For reference, here's how it would look if you were using vectors:

int menu( std::vector<Button> buttons )
{
    buttons.push_back( Button(25, 19, "Back") );
    return createMenu( buttons );
}

If the button really needs to be pushed at the front then there are various options (e.g. actually push it at the front; or use a deque instead of a vector).

Comments

0

Try this. You are using Button*, so pass address of the Button object.

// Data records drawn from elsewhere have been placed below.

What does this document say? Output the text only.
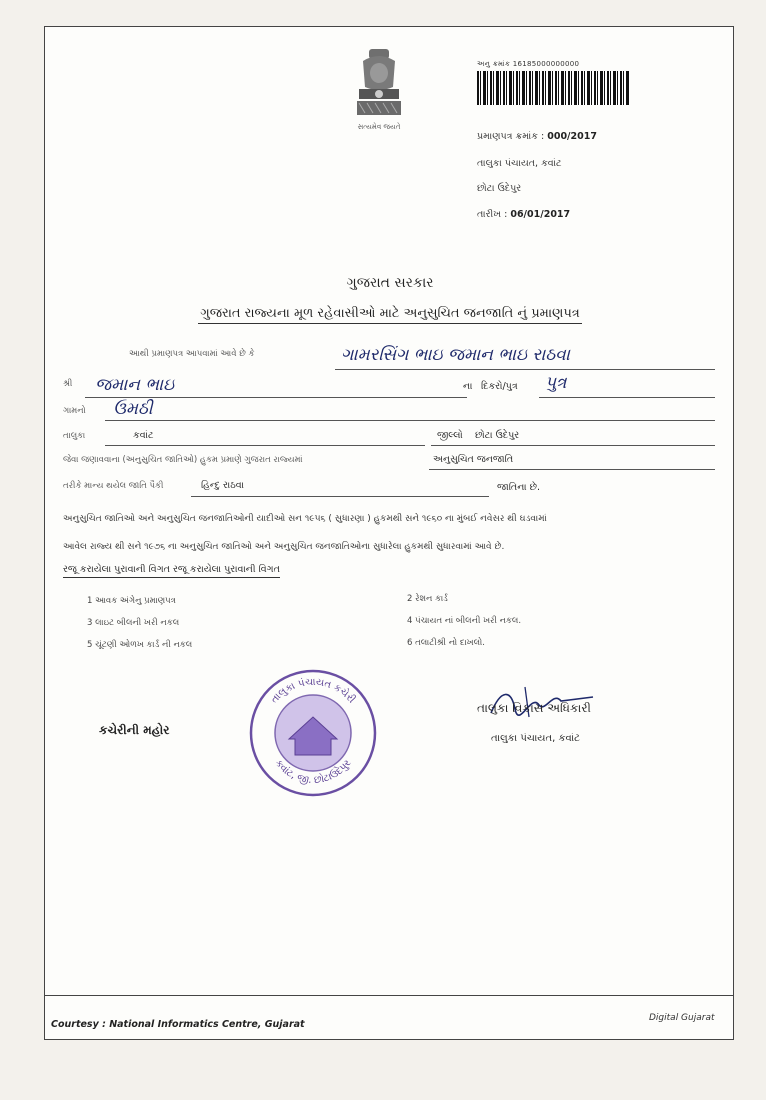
સત્યમેવ જયતે
અનુ ક્રમાંક 16185000000000
પ્રમાણપત્ર ક્રમાંક : 000/2017
તાલુકા પંચાયત, કવાંટ
છોટા ઉદેપુર
તારીખ : 06/01/2017
ગુજરાત સરકાર
ગુજરાત રાજ્યના મૂળ રહેવાસીઓ માટે અનુસુચિત જનજાતિ નું પ્રમાણપત્ર
આથી પ્રમાણપત્ર આપવામાં આવે છે કે	ગામરસિંગ ભાઇ જમાન ભાઇ રાઠવા
શ્રી જમાન ભાઇ	ના દિકરો/પુત્ર પુત્ર
ગામનો ઉમઠી
તાલુકા	કવાંટ	જીલ્લો છોટા ઉદેપુર
જેવા જણાવવાના (અનુસુચિત જાતિઓ) હુકમ પ્રમાણે ગુજરાત રાજ્યમાં	અનુસુચિત જનજાતિ
તરીકે માન્ય થયેલ જાતિ પૈકી	હિન્દુ રાઠવા	જાતિના છે.
અનુસુચિત જાતિઓ અને અનુસુચિત જનજાતિઓની યાદીઓ સન ૧૯૫૬ ( સુધારણા ) હુકમથી સને ૧૯૬૦ ના મુંબઈ નવેસર થી ઘડવામાં
આવેલ રાજ્ય થી સને ૧૯૭૬ ના અનુસુચિત જાતિઓ અને અનુસુચિત જનજાતિઓના સુધારેલા હુકમથી સુધારવામાં આવે છે.
રજૂ કરાયેલા પુરાવાની વિગત રજૂ કરાયેલા પુરાવાની વિગત
1 આવક અંગેનુ પ્રમાણપત્ર	2 રેશન કાર્ડ
3 લાઇટ બીલની ખરી નકલ	4 પંચાયત નાં બીલની ખરી નકલ.
5 ચૂંટણી ઓળખ કાર્ડ ની નકલ	6 તલાટીશ્રી નો દાખલો.
કચેરીની મહોર
તાલુકા પંચાયત કચેરી
કવાંટ, જી. છોટાઉદેપુર
તાલુકા વિકાસ અધિકારી
તાલુકા પંચાયત, કવાંટ
Courtesy : National Informatics Centre, Gujarat
Digital Gujarat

int menu(Button buttons[], int size, bool back)
{

    Button ** newButtons = new Button*[size + 1];
for (int i = 1; i <= size; i++)
        newButtons[i] = &buttons[i];
    Button * back = new Button(9,11,"fdf"); //Creates back button object
    newButtons[0] = back;

    //Makes menu with the back button
createMenu(*newButtons, size+1);
}

void createMenu(Button buttons[], int size)
{
    (buttons[0]).foo();

    //Stuff here
}

Also, you are using the same variable name "back" both as bool and as object of Button class. Change that.

8 Comments

I still get strange results with this. Maybe it's something related to my compiler.
This stores the address of a local variable
@MattMcNabb, thanks for that! That was unforgivable.
I still don't get the expected results. But it looks like your answer should work.
Are you able to compile now? What is the error you get?